PCA¶
Trains a model to project vectors to a low-dimensional space using PCA.
Input¶
This takes in a DataFrame as input
Output¶
The output DataFrame is a projection of the vectors in the incoming DataFrame to a low-dimensional space using PCA
Type¶
ml-transformer
Class¶
fire.nodes.ml.NodePCA
Fields¶
Name |
Title |
Description |
|---|---|---|
inputCol |
Input Column |
The input column name |
outputCol |
Output Column |
The output column name |
k |
K |
The number of principal components |
Details¶
Principal component analysis (PCA) is a statistical method to find a rotation such that the first coordinate has the largest variance possible, and each succeeding coordinate in turn has the largest variance possible.
The columns of the rotation matrix are called principal components.

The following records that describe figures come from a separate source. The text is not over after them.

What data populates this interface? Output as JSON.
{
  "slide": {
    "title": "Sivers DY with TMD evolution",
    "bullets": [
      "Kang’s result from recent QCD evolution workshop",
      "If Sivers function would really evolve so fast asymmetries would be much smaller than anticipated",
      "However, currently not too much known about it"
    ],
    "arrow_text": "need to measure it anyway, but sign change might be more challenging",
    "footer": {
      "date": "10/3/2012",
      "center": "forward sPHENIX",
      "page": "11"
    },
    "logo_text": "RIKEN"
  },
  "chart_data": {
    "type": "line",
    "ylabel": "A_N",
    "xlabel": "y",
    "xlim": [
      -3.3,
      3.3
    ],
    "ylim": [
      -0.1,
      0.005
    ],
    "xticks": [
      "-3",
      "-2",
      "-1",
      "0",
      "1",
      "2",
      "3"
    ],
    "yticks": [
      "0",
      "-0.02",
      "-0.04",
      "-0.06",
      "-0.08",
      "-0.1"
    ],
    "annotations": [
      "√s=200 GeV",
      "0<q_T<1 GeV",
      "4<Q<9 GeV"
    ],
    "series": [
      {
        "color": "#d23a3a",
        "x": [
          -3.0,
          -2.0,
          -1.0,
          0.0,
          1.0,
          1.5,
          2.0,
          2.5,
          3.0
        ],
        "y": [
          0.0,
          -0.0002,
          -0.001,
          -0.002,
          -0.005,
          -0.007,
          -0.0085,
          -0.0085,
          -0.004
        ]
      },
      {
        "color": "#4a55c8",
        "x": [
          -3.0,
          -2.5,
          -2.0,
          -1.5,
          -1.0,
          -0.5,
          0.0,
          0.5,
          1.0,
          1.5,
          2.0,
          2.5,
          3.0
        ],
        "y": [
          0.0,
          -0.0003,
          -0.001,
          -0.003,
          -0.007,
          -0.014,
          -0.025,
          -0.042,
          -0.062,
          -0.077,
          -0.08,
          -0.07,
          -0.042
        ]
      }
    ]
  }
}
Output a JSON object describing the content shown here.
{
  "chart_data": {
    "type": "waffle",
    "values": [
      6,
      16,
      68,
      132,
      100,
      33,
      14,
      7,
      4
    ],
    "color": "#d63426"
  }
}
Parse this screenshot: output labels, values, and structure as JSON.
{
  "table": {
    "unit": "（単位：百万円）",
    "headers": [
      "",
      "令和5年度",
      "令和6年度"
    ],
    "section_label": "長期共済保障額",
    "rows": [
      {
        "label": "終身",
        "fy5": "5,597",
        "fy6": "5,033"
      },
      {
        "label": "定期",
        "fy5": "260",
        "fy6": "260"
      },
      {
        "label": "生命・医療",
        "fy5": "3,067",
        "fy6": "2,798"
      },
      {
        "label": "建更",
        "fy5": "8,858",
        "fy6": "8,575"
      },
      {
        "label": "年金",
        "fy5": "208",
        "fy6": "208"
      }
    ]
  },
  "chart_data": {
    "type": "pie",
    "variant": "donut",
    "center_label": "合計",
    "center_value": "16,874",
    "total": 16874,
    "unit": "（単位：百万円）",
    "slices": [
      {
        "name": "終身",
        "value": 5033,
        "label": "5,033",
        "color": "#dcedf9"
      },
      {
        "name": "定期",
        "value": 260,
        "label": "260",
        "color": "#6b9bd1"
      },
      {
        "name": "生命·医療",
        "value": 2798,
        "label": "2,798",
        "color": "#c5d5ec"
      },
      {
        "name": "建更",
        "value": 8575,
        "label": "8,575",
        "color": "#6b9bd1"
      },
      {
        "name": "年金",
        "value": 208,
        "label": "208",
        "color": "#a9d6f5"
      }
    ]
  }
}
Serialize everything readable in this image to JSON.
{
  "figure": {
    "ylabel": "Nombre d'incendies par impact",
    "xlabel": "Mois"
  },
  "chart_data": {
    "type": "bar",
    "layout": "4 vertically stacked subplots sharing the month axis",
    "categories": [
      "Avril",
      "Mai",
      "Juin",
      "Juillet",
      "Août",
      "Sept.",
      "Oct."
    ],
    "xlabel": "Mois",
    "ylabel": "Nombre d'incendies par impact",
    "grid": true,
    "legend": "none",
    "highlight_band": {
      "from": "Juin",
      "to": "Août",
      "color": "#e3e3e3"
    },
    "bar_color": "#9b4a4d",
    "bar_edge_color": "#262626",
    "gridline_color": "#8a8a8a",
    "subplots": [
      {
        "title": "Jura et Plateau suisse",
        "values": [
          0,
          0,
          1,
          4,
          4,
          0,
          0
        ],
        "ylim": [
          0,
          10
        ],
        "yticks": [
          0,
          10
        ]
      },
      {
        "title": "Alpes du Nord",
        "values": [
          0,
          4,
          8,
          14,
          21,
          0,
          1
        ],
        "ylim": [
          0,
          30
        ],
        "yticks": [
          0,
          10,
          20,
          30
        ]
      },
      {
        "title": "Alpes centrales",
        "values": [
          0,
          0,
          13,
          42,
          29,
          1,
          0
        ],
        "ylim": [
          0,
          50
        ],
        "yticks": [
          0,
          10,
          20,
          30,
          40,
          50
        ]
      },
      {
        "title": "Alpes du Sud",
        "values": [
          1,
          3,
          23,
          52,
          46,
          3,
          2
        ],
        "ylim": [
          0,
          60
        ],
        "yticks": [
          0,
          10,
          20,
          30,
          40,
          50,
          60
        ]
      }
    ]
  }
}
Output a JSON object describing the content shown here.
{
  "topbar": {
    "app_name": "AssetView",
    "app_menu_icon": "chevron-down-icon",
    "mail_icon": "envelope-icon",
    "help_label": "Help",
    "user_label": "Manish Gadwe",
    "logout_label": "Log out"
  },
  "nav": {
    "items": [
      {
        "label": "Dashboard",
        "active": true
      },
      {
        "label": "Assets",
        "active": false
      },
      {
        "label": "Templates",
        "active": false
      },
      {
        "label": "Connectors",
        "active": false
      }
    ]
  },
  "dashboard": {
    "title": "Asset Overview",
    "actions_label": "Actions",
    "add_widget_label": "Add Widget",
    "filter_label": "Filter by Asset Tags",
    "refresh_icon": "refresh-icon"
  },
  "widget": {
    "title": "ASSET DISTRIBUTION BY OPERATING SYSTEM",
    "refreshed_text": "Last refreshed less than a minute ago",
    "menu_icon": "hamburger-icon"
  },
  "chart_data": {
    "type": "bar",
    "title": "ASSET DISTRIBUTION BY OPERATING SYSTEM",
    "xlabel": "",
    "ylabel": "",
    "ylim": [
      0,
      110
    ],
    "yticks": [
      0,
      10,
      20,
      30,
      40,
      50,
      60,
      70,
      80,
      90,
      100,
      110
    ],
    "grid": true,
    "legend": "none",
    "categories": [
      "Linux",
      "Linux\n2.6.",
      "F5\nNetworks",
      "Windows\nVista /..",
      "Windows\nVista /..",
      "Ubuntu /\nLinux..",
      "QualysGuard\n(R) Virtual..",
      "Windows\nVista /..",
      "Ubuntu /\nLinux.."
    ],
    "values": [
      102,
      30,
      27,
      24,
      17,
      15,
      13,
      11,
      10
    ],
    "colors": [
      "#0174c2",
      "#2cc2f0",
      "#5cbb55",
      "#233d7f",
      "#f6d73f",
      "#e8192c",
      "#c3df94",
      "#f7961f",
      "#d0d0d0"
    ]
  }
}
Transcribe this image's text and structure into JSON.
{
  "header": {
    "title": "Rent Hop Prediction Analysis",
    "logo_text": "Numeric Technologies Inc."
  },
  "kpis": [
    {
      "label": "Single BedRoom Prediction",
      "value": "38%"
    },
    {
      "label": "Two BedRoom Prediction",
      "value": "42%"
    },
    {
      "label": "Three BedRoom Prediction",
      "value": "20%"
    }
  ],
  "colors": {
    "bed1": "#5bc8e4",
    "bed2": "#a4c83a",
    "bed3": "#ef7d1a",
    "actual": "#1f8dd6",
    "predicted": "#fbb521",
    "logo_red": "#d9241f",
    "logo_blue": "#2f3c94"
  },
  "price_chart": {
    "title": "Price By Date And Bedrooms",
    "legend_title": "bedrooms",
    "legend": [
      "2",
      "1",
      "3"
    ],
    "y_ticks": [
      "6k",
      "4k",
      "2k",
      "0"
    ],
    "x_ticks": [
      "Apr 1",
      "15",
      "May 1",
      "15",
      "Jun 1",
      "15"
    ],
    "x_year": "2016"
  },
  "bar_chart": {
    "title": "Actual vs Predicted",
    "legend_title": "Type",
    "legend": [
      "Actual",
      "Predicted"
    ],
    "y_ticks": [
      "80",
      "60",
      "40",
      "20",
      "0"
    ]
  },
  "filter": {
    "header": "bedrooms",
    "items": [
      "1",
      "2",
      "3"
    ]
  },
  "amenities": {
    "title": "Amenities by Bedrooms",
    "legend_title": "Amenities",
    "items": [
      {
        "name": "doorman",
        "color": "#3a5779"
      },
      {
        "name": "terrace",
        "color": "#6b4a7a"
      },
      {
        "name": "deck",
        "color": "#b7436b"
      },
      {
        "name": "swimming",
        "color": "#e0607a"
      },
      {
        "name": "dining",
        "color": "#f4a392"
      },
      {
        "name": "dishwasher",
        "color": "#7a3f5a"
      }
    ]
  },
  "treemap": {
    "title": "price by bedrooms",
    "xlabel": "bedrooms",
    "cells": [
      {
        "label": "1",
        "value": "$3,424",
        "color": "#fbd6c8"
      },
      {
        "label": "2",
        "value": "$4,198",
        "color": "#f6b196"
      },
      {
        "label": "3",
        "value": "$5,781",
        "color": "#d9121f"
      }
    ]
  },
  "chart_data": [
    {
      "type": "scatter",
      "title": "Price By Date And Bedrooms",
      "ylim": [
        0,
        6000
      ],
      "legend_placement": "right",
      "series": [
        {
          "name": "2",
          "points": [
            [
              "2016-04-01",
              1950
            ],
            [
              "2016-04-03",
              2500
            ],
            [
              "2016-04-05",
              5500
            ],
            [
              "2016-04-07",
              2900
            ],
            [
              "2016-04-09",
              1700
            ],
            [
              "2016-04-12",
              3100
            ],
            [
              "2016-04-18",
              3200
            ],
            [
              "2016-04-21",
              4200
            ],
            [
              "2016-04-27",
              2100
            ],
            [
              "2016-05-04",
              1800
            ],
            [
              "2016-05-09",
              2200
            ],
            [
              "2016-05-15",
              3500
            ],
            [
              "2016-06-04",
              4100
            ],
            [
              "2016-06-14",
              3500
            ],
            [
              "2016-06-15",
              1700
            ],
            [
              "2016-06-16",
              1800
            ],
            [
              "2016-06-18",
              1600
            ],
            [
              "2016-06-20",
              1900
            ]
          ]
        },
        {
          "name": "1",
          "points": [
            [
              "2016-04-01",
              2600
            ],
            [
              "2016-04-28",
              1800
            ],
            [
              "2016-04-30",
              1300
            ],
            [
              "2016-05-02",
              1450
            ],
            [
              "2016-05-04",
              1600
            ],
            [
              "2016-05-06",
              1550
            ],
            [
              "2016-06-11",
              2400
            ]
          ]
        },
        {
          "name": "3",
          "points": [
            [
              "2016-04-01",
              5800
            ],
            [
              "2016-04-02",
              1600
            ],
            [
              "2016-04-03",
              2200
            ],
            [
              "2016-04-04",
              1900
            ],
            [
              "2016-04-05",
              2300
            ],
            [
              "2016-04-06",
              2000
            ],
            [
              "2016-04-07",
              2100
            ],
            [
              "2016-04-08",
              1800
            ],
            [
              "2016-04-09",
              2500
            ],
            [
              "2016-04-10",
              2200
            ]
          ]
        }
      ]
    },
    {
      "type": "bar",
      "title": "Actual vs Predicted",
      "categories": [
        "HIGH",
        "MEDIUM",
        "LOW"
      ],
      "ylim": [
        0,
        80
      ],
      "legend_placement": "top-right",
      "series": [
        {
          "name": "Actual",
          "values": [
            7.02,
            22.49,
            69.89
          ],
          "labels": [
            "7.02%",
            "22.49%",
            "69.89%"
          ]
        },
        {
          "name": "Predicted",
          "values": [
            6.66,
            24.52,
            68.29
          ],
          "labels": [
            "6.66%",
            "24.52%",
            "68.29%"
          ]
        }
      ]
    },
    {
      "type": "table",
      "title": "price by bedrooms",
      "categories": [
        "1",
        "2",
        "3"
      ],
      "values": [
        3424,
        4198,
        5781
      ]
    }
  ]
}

More at Spark MLlib/ML docs page : https://spark.apache.org/docs/2.0.0/mllib-dimensionality-reduction.html#principal-component-analysis-pca
Examples¶
The below example is available at : https://spark.apache.org/docs/2.0.0/mllib-dimensionality-reduction.html#principal-component-analysis-pca¶
import org.apache.spark.mllib.linalg.Matrix
import org.apache.spark.mllib.linalg.Vectors
import org.apache.spark.mllib.linalg.distributed.RowMatrix
val data = Array(
Vectors.sparse(5, Seq((1, 1.0), (3, 7.0))),
Vectors.dense(2.0, 0.0, 3.0, 4.0, 5.0),
Vectors.dense(4.0, 0.0, 0.0, 6.0, 7.0))
val dataRDD = sc.parallelize(data, 2)
val mat: RowMatrix = new RowMatrix(dataRDD)
// Compute the top 4 principal components.
// Principal components are stored in a local dense matrix.
val pc: Matrix = mat.computePrincipalComponents(4)
// Project the rows to the linear space spanned by the top 4 principal components.
val projected: RowMatrix = mat.multiply(pc)